Members of the Transportation Commission Monday presented a draft report to the City Council that recommends more than 100 improvements to roadways, traffic signals and related infrastructure that would move buses faster through Bellevue and make it easier for people to board them at bus stops and park-and-rides.
These improvements will be included in the city's new Transit Master Plan, set to go before the council in May. While the city doesn't operate its own transit system, it can make investments that maximize King County Metro and Sound Transit bus services.
The plan will replace a 2003 transit plan, which helped guide the construction of hundreds of millions of dollars in HOV access ramps, transit centers and park-and-ride lots.
To put the new plan in perspective, the Transportation Commission members outlined a proposed project in Eastgate that would streamline a bus route past Bellevue College and the Eastgate Park-and-Ride. The "Bellevue College Connection” project would include better sidewalks and bike lanes on Snoqualmie River Road and 142nd Place Southeast over Interstate 90.
The Transportation Commission developed the Transit Master Plan over the last two years in consultation with members of the Parks and Community Services Board and Planning, Arts and Human Services commissions. The process drew input from residents, businesses and workers, as well as Bellevue College, transit agencies and neighboring cities.
On May 19, staff will present the council with the draft Transit Master Plan.
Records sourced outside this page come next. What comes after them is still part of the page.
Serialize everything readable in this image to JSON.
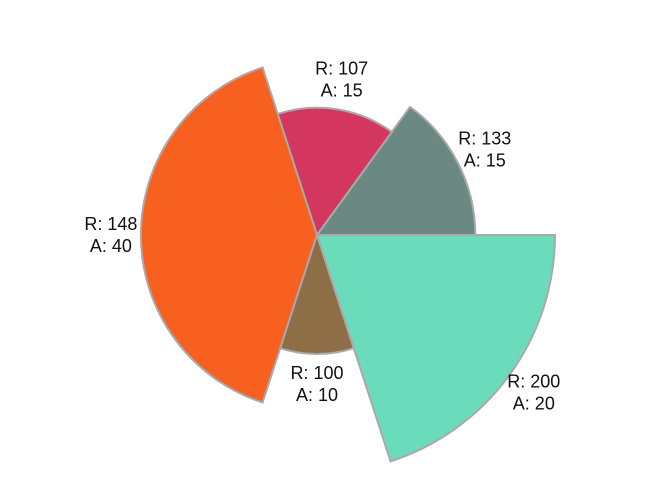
{
  "chart_data": {
    "type": "polar-area",
    "title": "",
    "angle_unit": "degrees",
    "start_direction": "east",
    "rotation": "counterclockwise",
    "slices": [
      {
        "r": 133,
        "angle": 15,
        "color": "#6b8882"
      },
      {
        "r": 107,
        "angle": 15,
        "color": "#d3375f"
      },
      {
        "r": 148,
        "angle": 40,
        "color": "#f8601f"
      },
      {
        "r": 100,
        "angle": 10,
        "color": "#8d6e46"
      },
      {
        "r": 200,
        "angle": 20,
        "color": "#6adcbc"
      }
    ],
    "labels": [
      {
        "line1": "R: 133",
        "line2": "A: 15"
      },
      {
        "line1": "R: 107",
        "line2": "A: 15"
      },
      {
        "line1": "R: 148",
        "line2": "A: 40"
      },
      {
        "line1": "R: 100",
        "line2": "A: 10"
      },
      {
        "line1": "R: 200",
        "line2": "A: 20"
      }
    ],
    "stroke_color": "#a9a9a9",
    "legend": "none",
    "grid": false
  }
}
After a public hearing before the Transportation Commission on June 26, staff will return to the council on July 7, seeking adoption of the plan.
Overview of shoreline plan
The council began its review Monday of new regulations governing development on Bellevue's many shorelines.
After years of public process, the Planning Commission drafted a Shoreline Master Program for Bellevue last year. The SMP is an update of the city's original shoreline regulations, which have not been changed significantly since their adoption in 1974.
The update applies to shorelines on Lake Washington, Lake Sammamish and Phantom Lake, as well as some creeks. The council will review the SMP over several meetings in April, May and June. A public hearing will be May 5.
Once the council adopts the SMP, anticipated later this year, the package will be sent to the state Department of Ecology for its review and approval. The SMP update, which includes amendments to the city’s Comprehensive Plan and Land Use Code, is available online.
Commendation for police chief
After 35 years as a police officer, the last seven as Bellevue's police chief, Linda Pillo is retiring. The council honored Pillo with a commendation, noting her trailblazing accomplishments in law enforcement.
Pillo became Bellevue's first woman police chief in 2008. Highlights during her time at the helm included equipping all patrol units with defibrillators and all first responders with tasers as a non-lethal alternative to guns and the formation of a downtown patrol squad and crime analysis and vice units. Violent crimes in Bellevue have decreased every year since 2008.